CONNAIS TOI TOI-MEME, et tu CONNAITRAS l' UNIVERS ET LES DIEUX.

 

 

"Je me suis cherché moi-même", déclare Héraclite. A quoi répond la sublime devise du temple d'Apollon à Delphes : "Connais toi toi-même, et tu connaîtras l'univers et les dieux".

Ce que j'admire dans cette objurgation c'est son caractère universel : se connaître soi-même n' a de sens que rapporté à la connaissance du Tout, "l'univers et les dieux" - et les hommes évidemment, situés à la juste place entre la nature et les dieux. Idée qui nous est devenue si étrangère que nous avons le plus grand mal à en pénétrer le sens et à en saisir la portée. Pourtant elle seule est juste.
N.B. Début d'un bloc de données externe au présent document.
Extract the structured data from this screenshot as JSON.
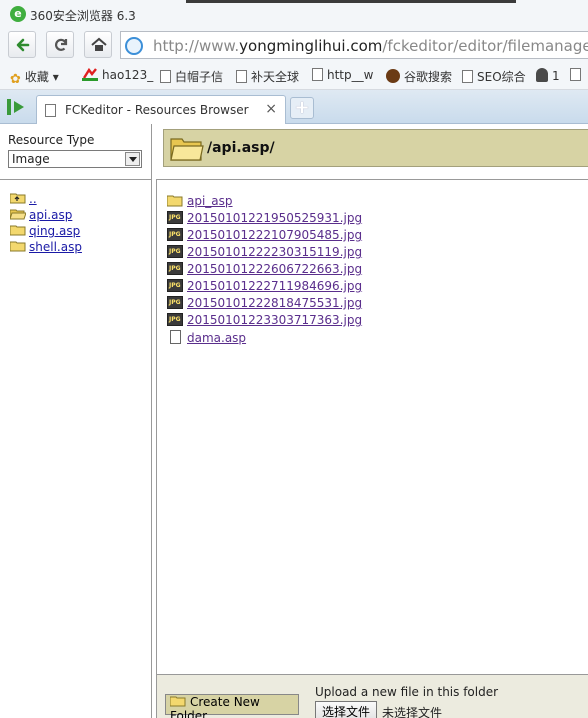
{
  "window": {
    "title": "360安全浏览器 6.3"
  },
  "address_bar": {
    "url_host": "http://www.",
    "url_domain": "yongminglihui.com",
    "url_path": "/fckeditor/editor/filemanage"
  },
  "bookmarks": [
    {
      "label": "收藏",
      "icon": "star-icon"
    },
    {
      "label": "hao123_",
      "icon": "hao123-icon"
    },
    {
      "label": "白帽子信",
      "icon": "page-icon"
    },
    {
      "label": "补天全球",
      "icon": "page-icon"
    },
    {
      "label": "http__w",
      "icon": "page-icon"
    },
    {
      "label": "谷歌搜索",
      "icon": "google-icon"
    },
    {
      "label": "SEO综合",
      "icon": "page-icon"
    },
    {
      "label": "1",
      "icon": "hacker-icon"
    }
  ],
  "tabs": [
    {
      "label": "FCKeditor - Resources Browser",
      "close": "×"
    }
  ],
  "new_tab_symbol": "+",
  "resource_type": {
    "label": "Resource Type",
    "selected": "Image"
  },
  "folder_tree": [
    {
      "label": "..",
      "type": "up"
    },
    {
      "label": "api.asp",
      "type": "folder-open"
    },
    {
      "label": "qing.asp",
      "type": "folder"
    },
    {
      "label": "shell.asp",
      "type": "folder"
    }
  ],
  "current_folder": "/api.asp/",
  "files": [
    {
      "name": "api_asp",
      "type": "folder"
    },
    {
      "name": "20150101221950525931.jpg",
      "type": "jpg"
    },
    {
      "name": "20150101222107905485.jpg",
      "type": "jpg"
    },
    {
      "name": "20150101222230315119.jpg",
      "type": "jpg"
    },
    {
      "name": "20150101222606722663.jpg",
      "type": "jpg"
    },
    {
      "name": "20150101222711984696.jpg",
      "type": "jpg"
    },
    {
      "name": "20150101222818475531.jpg",
      "type": "jpg"
    },
    {
      "name": "20150101223303717363.jpg",
      "type": "jpg"
    },
    {
      "name": "dama.asp",
      "type": "file"
    }
  ],
  "footer": {
    "create_folder": "Create New Folder",
    "upload_label": "Upload a new file in this folder",
    "choose_file": "选择文件",
    "no_file": "未选择文件"
  },
  "colors": {
    "header_bg": "#d7d3a4",
    "link": "#1a1aa6",
    "visited_link": "#5a2e8c",
    "folder": "#f3d86e"
  }
}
Ceci remet à une place secondaire le souci par ailleurs légitime de la quête psychologique du moi : car, au bout du compte, qu'est ce qu'un moi qui ne saurait se situer correctement dans le tout, et moins encore faire en soi la place réservée aux dieux. C'est la limite de ces entreprises thérapeutiques où le seul souci est de parvenir à l'autonomie du sujet - but respectable et nécessaire en soi, mais insuffisant à qui possède quelque fibre philosophique. C'est l'originalité de Jung d'avoir cherché un fondement à la subjectivité, encore qu'on puisse contester la direction un peu trop mystique ou alchimique de son entreprise. Je me méfie, comme de la peste, de toute réactivation des croyances et des idéaux religieux, désireux d'établir fermement la fondation sur le réel, le seul réel, pensé comme absence de toute détermination imaginaire - vacuité, trou noir et abîme insondable.

Nous ne pouvons vraiment connaître l'univers, mais nous pouvons penser, par de là les représentations symboliques de la science, que demeure, inviolable, ce fond d'indétermination et de création dont nous sommes les lointains rejetons : enfants des étoiles, peut-être, émanations tardives et interrogatives, fruit du hasard des combinaisons innombrables, jetés dans l'Absens cosmique, aléatoires et étonnés. Je ne vois nulle nécessité, ni causale ni finale, à ce processus universel, mais je me range humblement à la loi commune de nature, rempli de grâce et de gratitude pour ce Kairos improbable qui m'a tiré du néant et jeté aux rives de la lumière. Cela ne fait pas sens, mais cela confère une sorte de beauté grave et allègre aux instants qui passent, où je passe moi-même comme un peu d'écume sur les crêtes lumineuses de la mer universelle.

Mais les dieux? Pourquoi des dieux, quand chacun sait qu'il sont morts depuis belle lurette. Eh bien non! Les dieux ne meurent pas, ils changent simplement de forme et d'attributs. Certes je ne crois ni à Apollon ni à Zeus, dans leur définition antique, encore moins au dieu d'Isaac et de Jacob, mais je vois bien qu'il existe des forces cosmiques dont la science donne des définitions relatives, je vois bien que ces forces ont un caractère de nécessité infrangible, et que tout notre savoir n'en réduit ni la puissaance ni les effets. Eh bien, j'appelle dieux, à la manière d'Empédocle, les éléments naturels, les limites du pouvoir humain, les figures dans lesquelles se révèle à nous l'inconnaissable du réel. En quoi la poésie a des beaux jours devant elle, elle qui nous fait sentir la présence de l'agissant, du permanent dans le mouvement même, la puissance du fleuve, dont les eaux sont à la fois toujours nouvelles et indéfiniment les mêmes, dans la lumière où brillent les dix mille êtres de la nature, "incorrutibles et bienheureux", toujours mourants et toujours renaissants dans la prodigalité infinie du fond universel.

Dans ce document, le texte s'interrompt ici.